Monday, January 22, 2007
"Dream home becomes legal nightmare": Sunday's edition of the Dallas Morning News contains this article about Bob and Jane Cull's legal battle with Perry Homes over the construction of their house. The legal question before the Texas Supreme Court will be "at what point in time does a consumer waive their right to arbitration?". The article also discusses political contributions to Texas Supreme Court Justices and the effect such contributions may or may not have on a case.
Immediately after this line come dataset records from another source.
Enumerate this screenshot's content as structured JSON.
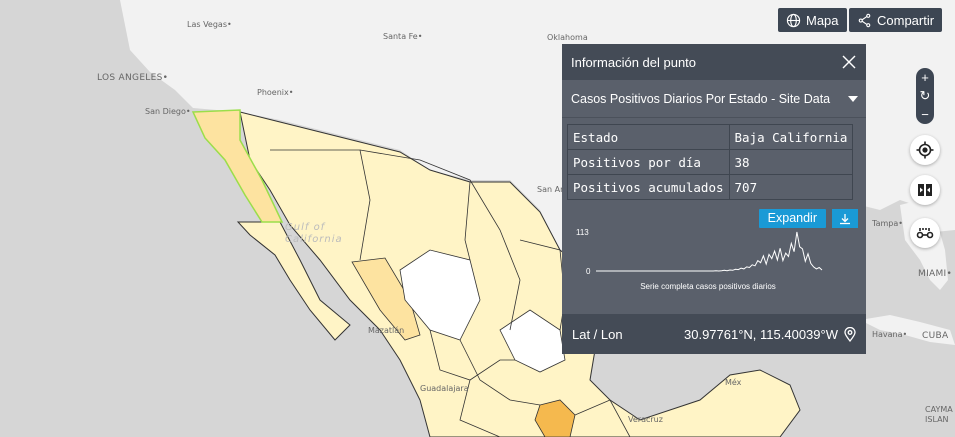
{
  "toolbar": {
    "map_label": "Mapa",
    "share_label": "Compartir"
  },
  "map": {
    "cities": [
      {
        "name": "Las Vegas•"
      },
      {
        "name": "Santa Fe•"
      },
      {
        "name": "Oklahoma"
      },
      {
        "name": "LOS ANGELES•"
      },
      {
        "name": "Phoenix•"
      },
      {
        "name": "San Diego•"
      },
      {
        "name": "San Anton"
      },
      {
        "name": "Mazatlán"
      },
      {
        "name": "Veracruz"
      },
      {
        "name": "Tampa•"
      },
      {
        "name": "MIAMI•"
      },
      {
        "name": "Havana•"
      },
      {
        "name": "CUBA"
      },
      {
        "name": "CAYMA"
      },
      {
        "name": "ISLAN"
      },
      {
        "name": "Guadalajara"
      },
      {
        "name": "Méx"
      }
    ],
    "sea_label": "Gulf of California",
    "colors": {
      "land": "#f2f2f2",
      "water": "#d6d6d6",
      "state_light": "#fff4c6",
      "state_mid": "#fde3a0",
      "state_dark": "#f5b94e",
      "state_white": "#ffffff",
      "selected_border": "#9bde4a"
    }
  },
  "panel": {
    "title": "Información del punto",
    "layer": "Casos Positivos Diarios Por Estado - Site Data",
    "rows": [
      {
        "label": "Estado",
        "value": "Baja California"
      },
      {
        "label": "Positivos por día",
        "value": "38"
      },
      {
        "label": "Positivos acumulados",
        "value": "707"
      }
    ],
    "expand_label": "Expandir",
    "chart_caption": "Serie completa casos positivos diarios",
    "chart_max_label": "113",
    "chart_min_label": "0",
    "latlon_label": "Lat / Lon",
    "latlon_value": "30.97761°N, 115.40039°W"
  },
  "chart_data": {
    "type": "line",
    "title": "Serie completa casos positivos diarios",
    "ylim": [
      0,
      113
    ],
    "values": [
      0,
      0,
      0,
      0,
      0,
      0,
      0,
      0,
      0,
      0,
      0,
      0,
      0,
      0,
      0,
      0,
      0,
      0,
      0,
      0,
      0,
      0,
      0,
      0,
      0,
      0,
      0,
      0,
      0,
      0,
      0,
      0,
      0,
      0,
      0,
      0,
      0,
      0,
      0,
      0,
      0,
      0,
      0,
      1,
      0,
      1,
      2,
      1,
      3,
      2,
      5,
      4,
      8,
      6,
      12,
      10,
      18,
      15,
      30,
      24,
      44,
      20,
      48,
      36,
      58,
      32,
      66,
      30,
      52,
      42,
      80,
      56,
      113,
      70,
      64,
      28,
      50,
      22,
      12,
      6,
      10,
      3
    ]
  }
}
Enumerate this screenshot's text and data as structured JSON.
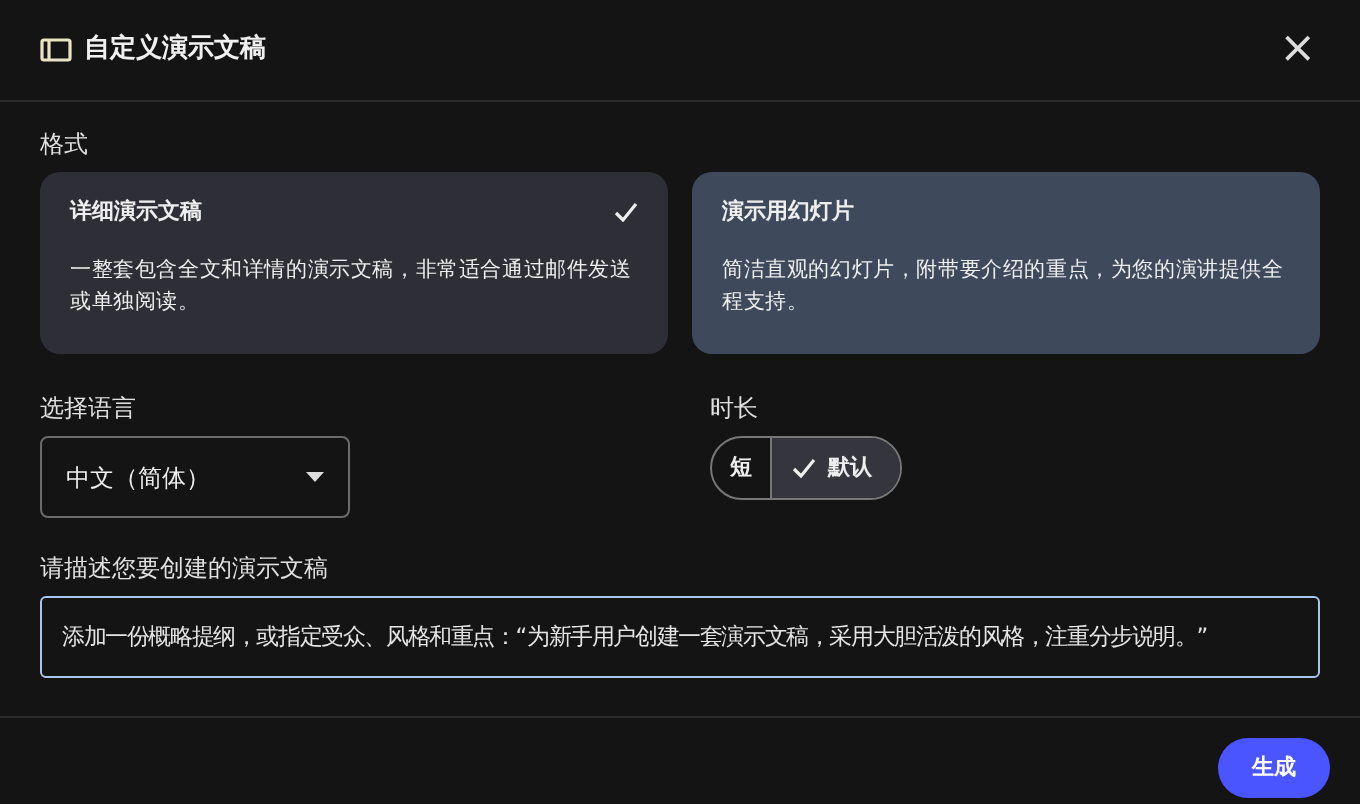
{
  "dialog": {
    "title": "自定义演示文稿",
    "close": "×"
  },
  "format": {
    "label": "格式",
    "options": [
      {
        "title": "详细演示文稿",
        "description": "一整套包含全文和详情的演示文稿，非常适合通过邮件发送或单独阅读。",
        "selected": true,
        "hovered": false
      },
      {
        "title": "演示用幻灯片",
        "description": "简洁直观的幻灯片，附带要介绍的重点，为您的演讲提供全程支持。",
        "selected": false,
        "hovered": true
      }
    ]
  },
  "language": {
    "label": "选择语言",
    "value": "中文（简体）"
  },
  "duration": {
    "label": "时长",
    "options": [
      {
        "label": "短",
        "selected": false
      },
      {
        "label": "默认",
        "selected": true
      }
    ]
  },
  "description": {
    "label": "请描述您要创建的演示文稿",
    "placeholder": "添加一份概略提纲，或指定受众、风格和重点：“为新手用户创建一套演示文稿，采用大胆活泼的风格，注重分步说明。”"
  },
  "buttons": [
    {
      "label": "生成"
    }
  ]
}
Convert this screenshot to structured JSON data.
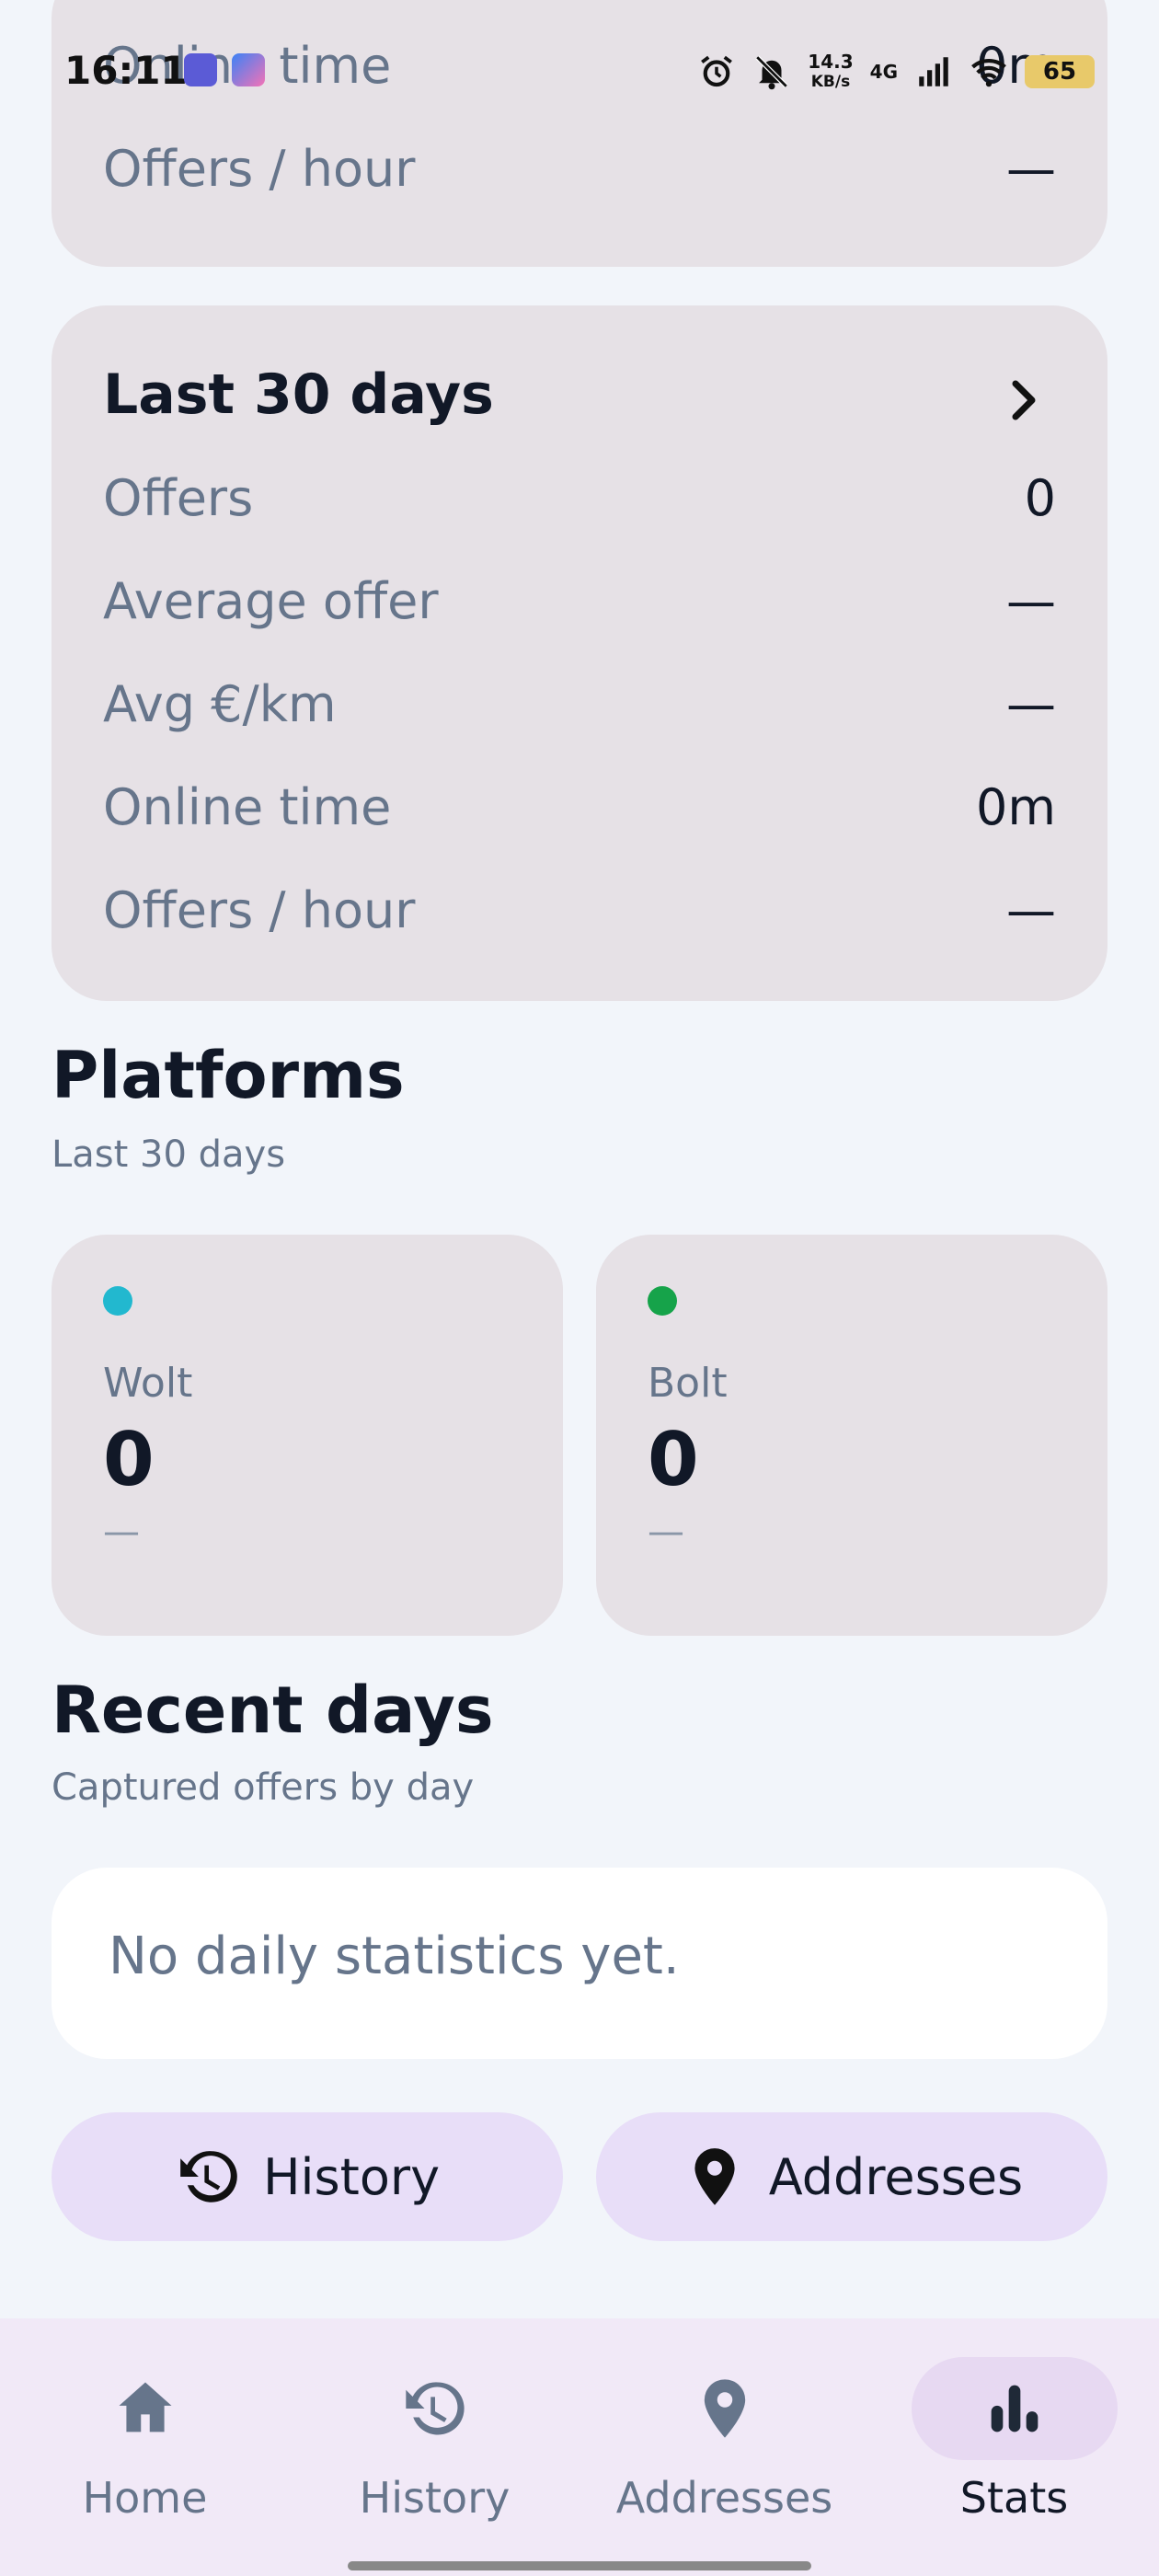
{
  "status_bar": {
    "time": "16:11",
    "net_speed_value": "14.3",
    "net_speed_unit": "KB/s",
    "network_type": "4G",
    "battery": "65"
  },
  "top_card": {
    "rows": [
      {
        "label": "Online time",
        "value": "0m"
      },
      {
        "label": "Offers / hour",
        "value": "—"
      }
    ]
  },
  "last30_card": {
    "title": "Last 30 days",
    "rows": [
      {
        "label": "Offers",
        "value": "0"
      },
      {
        "label": "Average offer",
        "value": "—"
      },
      {
        "label": "Avg €/km",
        "value": "—"
      },
      {
        "label": "Online time",
        "value": "0m"
      },
      {
        "label": "Offers / hour",
        "value": "—"
      }
    ]
  },
  "platforms": {
    "title": "Platforms",
    "subtitle": "Last 30 days",
    "items": [
      {
        "name": "Wolt",
        "count": "0",
        "sub": "—",
        "color": "#22b8cf"
      },
      {
        "name": "Bolt",
        "count": "0",
        "sub": "—",
        "color": "#16a34a"
      }
    ]
  },
  "recent_days": {
    "title": "Recent days",
    "subtitle": "Captured offers by day",
    "empty_text": "No daily statistics yet."
  },
  "buttons": {
    "history": "History",
    "addresses": "Addresses"
  },
  "nav": {
    "items": [
      {
        "label": "Home",
        "icon": "home-icon"
      },
      {
        "label": "History",
        "icon": "history-icon"
      },
      {
        "label": "Addresses",
        "icon": "location-pin-icon"
      },
      {
        "label": "Stats",
        "icon": "bar-chart-icon"
      }
    ],
    "active": "Stats"
  },
  "colors": {
    "background": "#f2f5fa",
    "card": "#e6e1e6",
    "pill": "#e8def8",
    "nav_bg": "#f1e9f7",
    "nav_active": "#e7d9f2",
    "muted_text": "#66758b"
  }
}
Wednesday, December 27, 2006
"Texas justices to tackle religious freedom law": Today's edition of the Dallas Morning News contains this article regarding the Texas Supreme Court's decision to consider a city's zoning ordinance which prohibits parolees from living within 1,000 feet of churches.
Friday, December 08, 2006
The Court issued this per curiam opinion today in Long Trusts v. Griffin discussing whether parties may share in a litigation recovery when, despite an agreement to pay ongoing litigation costs that were to be billed monthly, they refused to pay months of accumulated bills and whether the Statute of Frauds avoids the working-interest holder’s obligation to convey interests in producing gas wells in exchange for sharing drilling and operating costs because the interests could not be reasonably ascertained. The Court held that (1) the breach in failing to pay accumulated bills was not excused because a party, demanding to share in the litigation recovery, treated the agreement as continuing, not as terminated, and (2) the leases were not sufficiently identified, making past leases subject to the Statute of Frauds as well as future ones under the agreement. (part of the summary taken from the Texas Supreme Court Advisory).
Monday, October 23, 2006
The Texas Supreme Court issued two opinions on Friday. The first case, Coca-Cola Co. v. Harmar Bottling Co., is a 5 to 4 opinion with Justice Hecht writing this majority opinion. The case involved two issues: (1) whether Texas courts can adjudicate and remedy an anti-competitive injury occurring in another state, either under the TFEAA or the law of that state; and (2) whether the plaintiffs have shown substantial harm to competition because of defendants' conduct. On the first issue, the Court held that TFEAA will not support extraterritorial relief in the absence of a showing that such relief promotes competition in Texas or benefits Texas consumers. On the second issue, the Court held that there was a lack of evidence showing substantial harm to competition. As a result, the Court dismissed the plaintiffs' claims of injury occurring in other states.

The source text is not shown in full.